Elle n’avait comme meubles qu’un paillasson troué, étalé à même le
sol, et une calebasse fermée par le couvercle oxydé d’un vieux bol sur
lequel était posé un pot en caoutchouc déchiré sur le dessus, ainsi que
me l’avait décrite ensuite l’accoucheuse du village qui, par la force des
choses, était devenue l’une de mes muses. Et dans cet environnement
où régnait une canicule oppressante, je vins au monde dans un silence
perturbé par mes seuls cris de terreur loin des bruits de la ville. Et
bandant tous mes muscles prématurément en éveil, je me préparais déjà
à en découdre avec les vicissitudes de l’existence pour l’heure inconnue
que la Providence avait prévue pour moi. Mon père lui, était absent ce
28 jour-là de la maisonnée, occupé qu’il était à chercher quoi nous mettre
sous la dent.
C’était effectivement grâce à cette nourriture si rudement gagnée qui
donnait à ma mère la force de m’allaiter que j’ai pu affronter plus tard
les aléas de l’existence.
D’ailleurs, pour parachever mon armure morale, le Prévoyant
m’avait derechef choisi un père trop pieux, très dominateur et
conservateur à souhait, doté d’un savoir peu éclairé qu’il maniait avec
une constance déconcertante. Lui qui n’avait appris de la vie que ce que
Thierno, son marabout, avait réussi le temps d’une saison à lui
inculquer dans l’espace d’une vie tout entière passée exclusivement à
essayer de soulager maladroitement les maux de son entourage, par un
semblant d’exemplarité en réalité ironique, était inflexible quant à ses
convictions. Savoir dont l’essentiel tournait autour d’une seule chose :
la crainte du Seigneur, sans vraiment savoir pour quelle raison.
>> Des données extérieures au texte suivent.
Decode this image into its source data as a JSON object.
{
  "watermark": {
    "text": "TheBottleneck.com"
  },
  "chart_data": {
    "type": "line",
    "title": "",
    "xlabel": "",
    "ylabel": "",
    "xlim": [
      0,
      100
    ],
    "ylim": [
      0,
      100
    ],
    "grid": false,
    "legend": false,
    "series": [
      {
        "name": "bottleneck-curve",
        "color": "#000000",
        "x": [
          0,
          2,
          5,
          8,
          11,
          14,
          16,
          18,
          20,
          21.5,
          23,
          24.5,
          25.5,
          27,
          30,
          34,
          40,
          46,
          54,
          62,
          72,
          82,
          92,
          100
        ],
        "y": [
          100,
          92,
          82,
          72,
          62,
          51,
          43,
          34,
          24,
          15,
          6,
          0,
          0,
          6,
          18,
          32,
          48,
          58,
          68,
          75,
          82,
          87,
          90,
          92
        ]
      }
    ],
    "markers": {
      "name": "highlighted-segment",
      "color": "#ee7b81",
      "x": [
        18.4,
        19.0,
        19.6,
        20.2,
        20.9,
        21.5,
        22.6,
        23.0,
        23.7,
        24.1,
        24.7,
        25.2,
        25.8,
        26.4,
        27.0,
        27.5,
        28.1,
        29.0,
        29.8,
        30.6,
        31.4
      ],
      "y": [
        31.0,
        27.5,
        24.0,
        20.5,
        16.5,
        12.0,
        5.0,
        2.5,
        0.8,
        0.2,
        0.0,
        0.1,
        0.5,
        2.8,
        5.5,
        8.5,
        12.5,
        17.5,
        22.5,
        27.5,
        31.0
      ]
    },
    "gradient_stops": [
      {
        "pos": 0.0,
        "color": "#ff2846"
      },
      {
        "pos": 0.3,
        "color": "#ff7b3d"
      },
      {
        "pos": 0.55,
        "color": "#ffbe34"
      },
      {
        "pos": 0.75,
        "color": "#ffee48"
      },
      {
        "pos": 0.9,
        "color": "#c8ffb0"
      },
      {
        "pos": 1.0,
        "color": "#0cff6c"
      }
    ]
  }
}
Ce Dieu
qui, disait-il, est aux cieux. Et d’après lui, du haut de Son trône, Il avait
un regard éternellement rivé sur la Terre et prêtait une attention
particulière à tout ce qui s’y faisait ou s’y disait. Il ne cessait de me
répéter que Dieu guettait la moindre bêtise des enfants comme moi pour
sévir et Sa punition pouvait être terrible.
Ma mère, elle, préférant beaucoup plus s’appesantir sur la grande
bonté du Seigneur, me parlait plutôt de Sa miséricorde sans limite et de
Sa magnanimité incommensurable, contrairement à mon père qui
insistait toujours sur le fait que d’ailleurs, c’était en partie ce regard
céleste perçant et si lourd de conséquences posé sur lui également, qui
l’incitait à m’éduquer à la dure, dans la pure tradition musulmane et
toucouleur.
Dieu était bon en l’absence de mon père, puissant et surtout
terriblement coléreux en sa présence. Je l’avais très tôt appris à mes
dépens. Ses vociférations, les baffes, les gifles et ses intimidations au
quotidien m’ont ouvert les voies impénétrables du « Seigneur des
mondes » par une brèche où régnait une pénombre dans laquelle des
connaissances divergentes et floues se bousculaient. En grandissant, la
puissance de Dieu se confirma de plus en plus pour moi et l’homme
m’apparut au grand jour tel qu’il était réellement, c’est-à-dire presque
rien, un fétu de paille, un grain de sable dans l’immensité des océans.